OLIVER PAYNE & NICK RELPH
CHEF'S REGRET (2005)
$125
Winners of the Golden Lion for best young artist at the 2003 Venice Biennale, the artist duo Nick Relph and Oliver Payne created videos and other works that alternately celebrated and satirized their beloved native England—a puckish approach that had them pegged as the next YBAs, and inspired Tate Modern to collect their work. Encapsulating their unique esteem for their homeland, this humorous and affordable print reconstructs an impossible cityscape of buildings that were proposed for London around the turn of the 20th century but never erected, with fanciful spermatozoa flying into the sky.

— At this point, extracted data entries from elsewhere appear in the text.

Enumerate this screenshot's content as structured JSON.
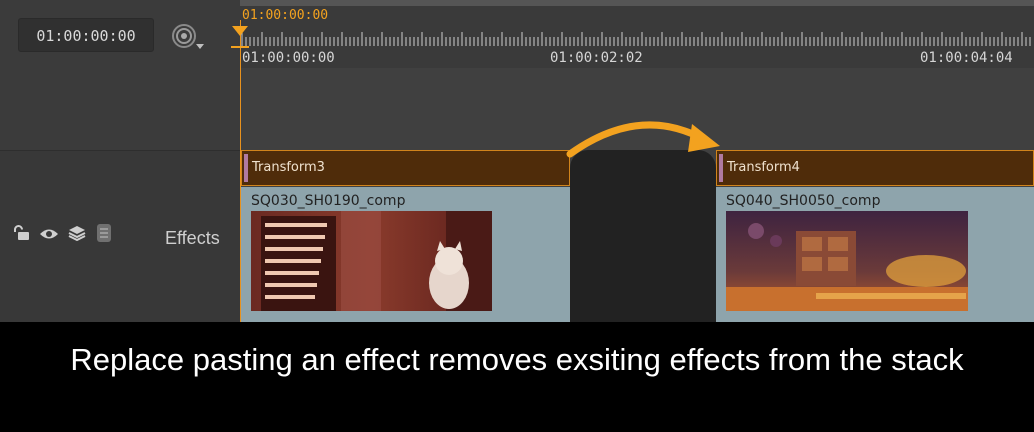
{
  "header": {
    "current_timecode": "01:00:00:00",
    "snap_icon": "snap-target-icon"
  },
  "ruler": {
    "playhead_timecode": "01:00:00:00",
    "labels": [
      "01:00:00:00",
      "01:00:02:02",
      "01:00:04:04"
    ]
  },
  "track": {
    "name": "Effects",
    "icons": [
      "lock-icon",
      "eye-icon",
      "layers-icon",
      "disk-icon"
    ]
  },
  "clips": [
    {
      "effect_name": "Transform3",
      "clip_name": "SQ030_SH0190_comp"
    },
    {
      "effect_name": "Transform4",
      "clip_name": "SQ040_SH0050_comp"
    }
  ],
  "colors": {
    "accent": "#f3a21f",
    "effect_bar": "#4f2c0a",
    "clip_body": "#8ea4ac"
  },
  "caption": {
    "text": "Replace pasting an effect removes exsiting effects from the stack"
  }
}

It's astonishing to think that it has taken this long for Peter Doig to receive a major survey in his native country of Scotland, but this month that oversight has been rectified with an exhibition of his recent work at the Scottish National Gallery—making for a dramatic homecoming for an artist who is widely considered one of the greatest painters of his generation. This lush, exceptional print is an unmissable opportunity to bring his work into your own home: affordably priced, it features one of his emblematic boats, one of which soared to a world-record $11.2 million at Sotheby's in 2007, making him briefly the most expensive artist alive. (Another work by Doig recently challenged that price, falling just short at a little over $11 million.)
ANRI SALA
UNTITLED (CACTUS 2) (2011)
$500
As the artist representing France at this year's Venice Biennale, Anri Sala has been widely lauded for his trio of classical-music-inspired videos embodying both his challenging conceptual approach and his impeccably refined French sensibility. Indisputably a rising star, Sala—who is represented by powerhouse galleries Marian Goodman and Hauser & Wirth—has a growing résumé of museum shows, which this year included a special screening at Palazzo Grassi, the private museum of French megacollector and reliable market-maker François Pinault.
HAIM STEINBACH
UNTITLED (FEMALE MANNEQUIN RIGHT HANDS) (1991)
$5,000
Revered by younger artists for his sui-generis style, Haim Steinbach is famous for sculptures that place found and created objects on shelving units in a wry commentary on modes of display. This signature piece, created together with the New Museum, presents a chance to collect his work at a time when the artist is about to receive a rush of institutional visibility—in addition to a solo show now at Bard CCS, he has upcoming exhibitions planned at White Cube in London, Houston's Menil Collection, and the Kunsthalle Zürich. Demand for his sculptures is rising accordingly: a recent piece offered at Sotheby's New York this May sold for double its high estimate.